Zum sportlichen Ablauf des Rennens gibt es natürlich auch einiges festzustellen: die Jagden, die ja nach wie vor das Herzstück eines Sechstagerennens sind und auch bleiben müssen, waren nur in wenigen Ausnahmefällen für die Zuschauer interessant gestaltet. Zu wenig Rundengewinne machen das Rennen einfach unspektakulär, dazu keine Wertungspunkte  mehr am Ende einer jeden Jagd, da war doch einige Kritik angebracht. Auch hier reagierte Valts Miltovics mit seinem Team spontan, führte die alte Regelung wieder ein und prompt wurden die Jagden zumindest gegen Ende wieder spannender. Ein Kritikpunkt vielleicht auch die Punktvergabe für die einzelnen Wettbewerbe, in deren Folge es zu viele Bonusrunden gibt. Die jeweiligen Jagden punktemäßig mit einer Mannschaftsausscheidung oder einem Scratchrennen gleichzusetzen, kann nicht der Weisheit letzter Schluss sein. Da es gerade in Kopenhagen – ebenfalls zur Six Day-Serie zählend – etwas anders läuft, d.h. weniger Punkte für die einzelnen Wettbewerbe und Wiedereinführung einer Sprintserie mit Vergabe von 5, 3, 2 und 1 Punkt, sei die Frage erlaubt, ob diese Variante in Zukunft auch in Berlin zur Anwendung kommt. 

Derny

Der Schlusstag am Dienstag konnte vom sportlichen Teil nur wenig überzeugen, da die Hauptakteure im Profirennen neben der 60-minütigen Finaljagd nur drei weitere Disziplinen bestritten. Eine Mannschaftsausscheidung, dazu noch unmittelbar nach dem Ausscheidungsfahren im Ladies Cup platziert, die Longest Lap und ein Dernyfinale der schwächeren Teams im Gesamtstand sind für ein sogenanntes großes Finale einfach zu wenig und hat vielleicht auch dazu geführt, dass zahlreiche Zuschauer die Halle schon vor der Schlussjagd verließen. Ein Novum, das man bisher nicht gekannt hat!

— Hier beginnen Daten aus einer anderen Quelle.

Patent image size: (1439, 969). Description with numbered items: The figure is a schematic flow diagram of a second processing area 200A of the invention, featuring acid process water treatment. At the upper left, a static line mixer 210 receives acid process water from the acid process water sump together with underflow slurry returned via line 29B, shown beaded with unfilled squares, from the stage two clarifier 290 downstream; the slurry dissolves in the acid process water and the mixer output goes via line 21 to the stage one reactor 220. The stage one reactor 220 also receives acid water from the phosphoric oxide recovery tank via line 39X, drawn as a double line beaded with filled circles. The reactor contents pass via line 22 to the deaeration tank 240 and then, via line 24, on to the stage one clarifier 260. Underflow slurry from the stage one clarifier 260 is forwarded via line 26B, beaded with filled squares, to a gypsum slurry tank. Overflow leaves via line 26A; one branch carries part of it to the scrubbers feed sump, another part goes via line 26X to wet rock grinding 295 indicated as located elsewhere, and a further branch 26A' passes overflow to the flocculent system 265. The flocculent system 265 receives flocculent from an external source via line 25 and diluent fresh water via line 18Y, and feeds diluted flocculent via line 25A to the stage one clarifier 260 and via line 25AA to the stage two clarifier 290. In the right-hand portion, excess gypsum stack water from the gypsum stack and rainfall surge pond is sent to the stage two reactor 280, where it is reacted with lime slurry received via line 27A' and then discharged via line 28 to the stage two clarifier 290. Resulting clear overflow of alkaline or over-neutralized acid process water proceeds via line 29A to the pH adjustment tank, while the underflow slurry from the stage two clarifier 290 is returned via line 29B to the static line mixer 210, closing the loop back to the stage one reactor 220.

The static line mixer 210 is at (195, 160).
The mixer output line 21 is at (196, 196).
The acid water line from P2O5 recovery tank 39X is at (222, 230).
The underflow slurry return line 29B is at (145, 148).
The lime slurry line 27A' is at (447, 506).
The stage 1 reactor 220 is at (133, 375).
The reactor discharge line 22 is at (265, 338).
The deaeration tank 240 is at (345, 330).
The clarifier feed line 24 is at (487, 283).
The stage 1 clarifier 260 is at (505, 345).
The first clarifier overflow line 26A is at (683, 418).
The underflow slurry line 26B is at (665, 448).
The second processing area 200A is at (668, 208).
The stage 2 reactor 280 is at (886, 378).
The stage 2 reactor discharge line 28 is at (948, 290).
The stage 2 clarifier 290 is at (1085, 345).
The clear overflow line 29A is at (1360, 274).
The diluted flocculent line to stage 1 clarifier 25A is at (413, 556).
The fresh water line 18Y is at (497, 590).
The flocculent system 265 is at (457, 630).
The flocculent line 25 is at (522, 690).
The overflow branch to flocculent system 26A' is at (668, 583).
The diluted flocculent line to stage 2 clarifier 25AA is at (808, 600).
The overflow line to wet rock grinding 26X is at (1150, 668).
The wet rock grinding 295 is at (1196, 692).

Dass die vielen Siegerehrungen im Laufe der sechs Tage sehr zügig im Innenraum stattfanden, war durchaus zu begrüßen. Für die Abschluss-Siegerehrung sollte man vielleicht doch wieder das bisherige Schema anwenden und diese auf der Bahn mit Podium stattfinden lassen. Die vielen Fotografen hätten dann auch wieder ein wesentliches besseres Motiv für ein tolles Siegerfoto.  

Glocke

Nach dem Rennen ist vor dem Rennen und so wird sich die Geschäftsführung mit Sicherheit rechtzeitig Gedanken hinsichtlich der zukünftigen Gestaltung dieses immer noch spektakulären Events machen. Die 15%, die Valts Miltovics noch nach eigener Aussage fehlten, lassen noch Luft nach oben und sollten bis zum nächsten Jahr u.a. auch aufgrund der vielen Anregungen seitens der Medien annähernd zu schaffen sein. Ein Anfang ist gemacht, Verbesserungen gibt es immer und konstruktive Kritik hat noch niemandem geschadet. Die Geschäftsführung hat in eindrucksvoller Weise bewiesen, dass sie damit umgehen kann und vor allen Dingen sofort reagiert. Das war ein absolut positives Zeichen, das die Medien doch einigermaßen beeindruckt hat. Positiv auch, dass der Geschäftsführer Valts Miltovics eindeutig zu verstehen gab, an dem reichhaltigen Nachwuchsprogramm des Berliner Radsport Verbandes festzuhalten und damit die Zukunft der Six Day Berlin zu sichern.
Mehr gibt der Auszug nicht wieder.